Unduly limiting chances of going back to work

[39] I find that the Claimant set personal conditions on his job search. I find that some of his personal conditions unduly limited his chances of returning to the labour market.

[40] The Commission says that the Claimant was a full-time student. The Commission says his study obligations made it too hard for him to find a job. The Commission also says that the Claimant limited himself to working with one employer.

[41] The Claimant disagrees. He says he has a history of working while going to school.

[42] At the hearing, the Claimant said he started his school program in September 2019. He said he was already working for a gym and so he continued working for the same gym after he started school. He said it was typical to work 15 to 20 hours a week at this gym. This is because he had to lead fitness classes and it was too much strain on his voice to work more than 20 hours a week in this job.

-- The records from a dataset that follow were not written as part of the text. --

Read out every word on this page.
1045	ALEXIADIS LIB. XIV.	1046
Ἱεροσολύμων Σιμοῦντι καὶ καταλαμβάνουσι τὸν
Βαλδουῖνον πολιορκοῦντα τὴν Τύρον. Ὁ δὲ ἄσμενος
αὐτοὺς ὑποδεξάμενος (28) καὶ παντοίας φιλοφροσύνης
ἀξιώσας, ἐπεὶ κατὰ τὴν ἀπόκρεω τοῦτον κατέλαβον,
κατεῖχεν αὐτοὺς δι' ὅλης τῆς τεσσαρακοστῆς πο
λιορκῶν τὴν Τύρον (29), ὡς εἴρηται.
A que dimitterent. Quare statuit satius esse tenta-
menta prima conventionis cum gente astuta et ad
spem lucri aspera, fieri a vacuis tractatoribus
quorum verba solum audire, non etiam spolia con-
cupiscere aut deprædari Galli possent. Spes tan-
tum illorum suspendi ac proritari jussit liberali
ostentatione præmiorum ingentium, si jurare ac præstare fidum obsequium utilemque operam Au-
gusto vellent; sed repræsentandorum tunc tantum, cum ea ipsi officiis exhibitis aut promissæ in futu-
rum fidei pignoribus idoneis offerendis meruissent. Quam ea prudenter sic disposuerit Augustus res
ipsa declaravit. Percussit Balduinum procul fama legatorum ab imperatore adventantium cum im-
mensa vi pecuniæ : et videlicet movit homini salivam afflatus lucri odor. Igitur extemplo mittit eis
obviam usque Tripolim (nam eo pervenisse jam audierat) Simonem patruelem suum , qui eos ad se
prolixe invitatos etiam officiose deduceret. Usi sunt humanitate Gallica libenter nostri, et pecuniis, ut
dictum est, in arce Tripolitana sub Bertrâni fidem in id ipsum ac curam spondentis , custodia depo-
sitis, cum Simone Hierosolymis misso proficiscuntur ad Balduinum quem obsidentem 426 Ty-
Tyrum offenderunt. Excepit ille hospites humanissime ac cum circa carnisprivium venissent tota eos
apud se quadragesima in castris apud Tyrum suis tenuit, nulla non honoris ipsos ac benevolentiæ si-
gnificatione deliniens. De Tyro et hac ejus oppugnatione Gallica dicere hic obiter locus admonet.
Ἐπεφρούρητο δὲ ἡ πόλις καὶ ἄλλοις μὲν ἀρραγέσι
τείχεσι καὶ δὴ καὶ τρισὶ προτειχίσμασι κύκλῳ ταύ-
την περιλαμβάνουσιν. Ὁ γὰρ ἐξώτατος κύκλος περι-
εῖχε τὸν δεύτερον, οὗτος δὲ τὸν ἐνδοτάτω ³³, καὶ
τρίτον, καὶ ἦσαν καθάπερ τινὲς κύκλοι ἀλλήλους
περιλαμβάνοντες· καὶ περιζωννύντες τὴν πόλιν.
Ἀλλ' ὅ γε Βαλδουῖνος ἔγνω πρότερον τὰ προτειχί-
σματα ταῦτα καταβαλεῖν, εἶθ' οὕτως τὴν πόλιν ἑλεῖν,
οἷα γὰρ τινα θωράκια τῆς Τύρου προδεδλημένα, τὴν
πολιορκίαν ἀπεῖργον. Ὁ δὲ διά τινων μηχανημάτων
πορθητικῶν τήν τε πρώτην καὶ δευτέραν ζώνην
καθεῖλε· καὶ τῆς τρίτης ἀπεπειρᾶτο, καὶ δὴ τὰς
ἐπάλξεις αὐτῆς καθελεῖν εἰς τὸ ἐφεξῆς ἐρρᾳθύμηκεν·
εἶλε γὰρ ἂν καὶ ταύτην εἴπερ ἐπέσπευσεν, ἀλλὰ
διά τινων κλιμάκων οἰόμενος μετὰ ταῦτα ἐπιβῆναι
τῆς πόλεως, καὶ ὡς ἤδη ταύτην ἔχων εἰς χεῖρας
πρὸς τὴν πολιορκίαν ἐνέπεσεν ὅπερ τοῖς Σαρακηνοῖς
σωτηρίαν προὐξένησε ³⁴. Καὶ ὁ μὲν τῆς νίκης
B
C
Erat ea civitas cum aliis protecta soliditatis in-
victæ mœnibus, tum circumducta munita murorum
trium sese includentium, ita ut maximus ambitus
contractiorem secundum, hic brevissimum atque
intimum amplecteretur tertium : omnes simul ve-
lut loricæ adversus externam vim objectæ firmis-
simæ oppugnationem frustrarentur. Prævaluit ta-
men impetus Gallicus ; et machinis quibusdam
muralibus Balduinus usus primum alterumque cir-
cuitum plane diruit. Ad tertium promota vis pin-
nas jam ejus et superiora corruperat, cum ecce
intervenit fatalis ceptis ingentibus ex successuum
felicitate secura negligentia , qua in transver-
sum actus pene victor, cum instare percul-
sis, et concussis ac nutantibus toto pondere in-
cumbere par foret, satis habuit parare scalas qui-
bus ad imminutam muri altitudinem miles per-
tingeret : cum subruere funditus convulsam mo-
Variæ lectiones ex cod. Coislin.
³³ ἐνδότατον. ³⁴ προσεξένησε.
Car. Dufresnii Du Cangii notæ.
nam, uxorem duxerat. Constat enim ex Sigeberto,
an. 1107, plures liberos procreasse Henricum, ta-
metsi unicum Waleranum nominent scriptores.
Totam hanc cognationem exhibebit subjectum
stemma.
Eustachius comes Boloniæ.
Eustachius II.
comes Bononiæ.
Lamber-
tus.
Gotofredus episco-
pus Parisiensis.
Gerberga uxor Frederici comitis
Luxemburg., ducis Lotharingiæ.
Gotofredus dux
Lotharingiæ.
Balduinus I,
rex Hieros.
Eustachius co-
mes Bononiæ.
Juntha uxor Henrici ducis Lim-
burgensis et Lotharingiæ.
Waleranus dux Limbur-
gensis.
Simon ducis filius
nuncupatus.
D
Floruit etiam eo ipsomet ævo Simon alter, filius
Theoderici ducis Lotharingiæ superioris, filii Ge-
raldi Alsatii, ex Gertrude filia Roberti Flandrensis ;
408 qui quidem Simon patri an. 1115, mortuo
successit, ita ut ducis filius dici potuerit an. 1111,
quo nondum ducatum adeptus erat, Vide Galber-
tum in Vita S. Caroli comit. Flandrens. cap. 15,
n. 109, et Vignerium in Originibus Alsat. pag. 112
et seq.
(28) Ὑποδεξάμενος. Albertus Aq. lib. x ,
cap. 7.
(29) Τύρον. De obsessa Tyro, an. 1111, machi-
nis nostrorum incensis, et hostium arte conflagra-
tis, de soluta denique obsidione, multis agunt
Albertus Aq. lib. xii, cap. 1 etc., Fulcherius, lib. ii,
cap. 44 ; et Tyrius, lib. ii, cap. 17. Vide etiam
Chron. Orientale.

[43] The Claimant said we was in school from January 5 to April 28, 2021, and then the summer semester from April 28 until August 2021. He said his classes were mostly online and he could often adjust his study schedule to pick up shifts at work.

[44] The Claimant’s Record of Employment shows that he worked from January 2021 to September 2021. So, I believe that the Claimant was capable of working at the same time that he was going to school. I believe that he balanced work and school before the pandemic affected his workplace. I also believe that the Claimant’s studies weren’t full-time during the summer.

[45] So, I find that the Claimant’s studies were a personal condition, but I don’t think this unduly limited his chances of returning to the labour market. This is because he successfully worked at the same time he was going to school.

[46] But I also have to look at whether the Claimant unduly limited his chances of returning to the labour market by limiting his job search to one employer.

[47] The Claimant gave conflicting information about whether he was looking for work with other employers, or whether he was waiting for his regular employer to give him more hours.

[48] The Claimant consistently told the Commission that he was waiting for his employer to give him more hours. He told the Commission that he wasn’t looking for work with other employers. But after he appealed to the Tribunal, the Claimant said he was looking for work with other employers. In support of his arguments, he gave me two emails he sent to prospective employers in January 2021. He doesn’t have any evidence showing that he looked for work with different employers aside from these two applications.

[49] I don’t think the Claimant’s statements on his notice of appeal and at the hearing are convincing. The fact that he only has two job applications from January 2021 isn’t enough to overcome his statements to the Commission. I find it more likely that the Claimant limited himself to working with his regular employer.

[50] The Claimant said that public health measures and closures meant that his employer didn’t have many hours for him. So, I find that it wasn’t reasonable for him to wait for his regular employer to give him more hours. By putting this limit on his job search, I find that the Claimant unduly limited his chances of returning to the labour market. This is because it wasn’t likely that this particular employer would have much work available for him. It would have been reasonable for the Claimant to expand his job search to include other employers and other kinds of work.

[51] So, I find that the Claimant set personal conditions on his job search because he was waiting for his regular employer to give him more hours. I find that this unduly limited his chances of returning to the labour market.

So, was the Claimant capable of and available for work?

[52] I find that the Claimant has proven that he had a desire to work. But he hasn’t proven that he was making reasonable efforts to find a job. He set personal conditions that unduly limited his chances of returning to the labour market. So, I find that the Claimant hasn’t proven that he was capable of and available for work starting January 4, 2021.

Conclusion

[53] I am dismissing the Claimant’s appeal. I find that he hasn’t proven that he was available for work under the meaning of the law starting January 4, 2021. This means he isn’t entitled to EI benefits.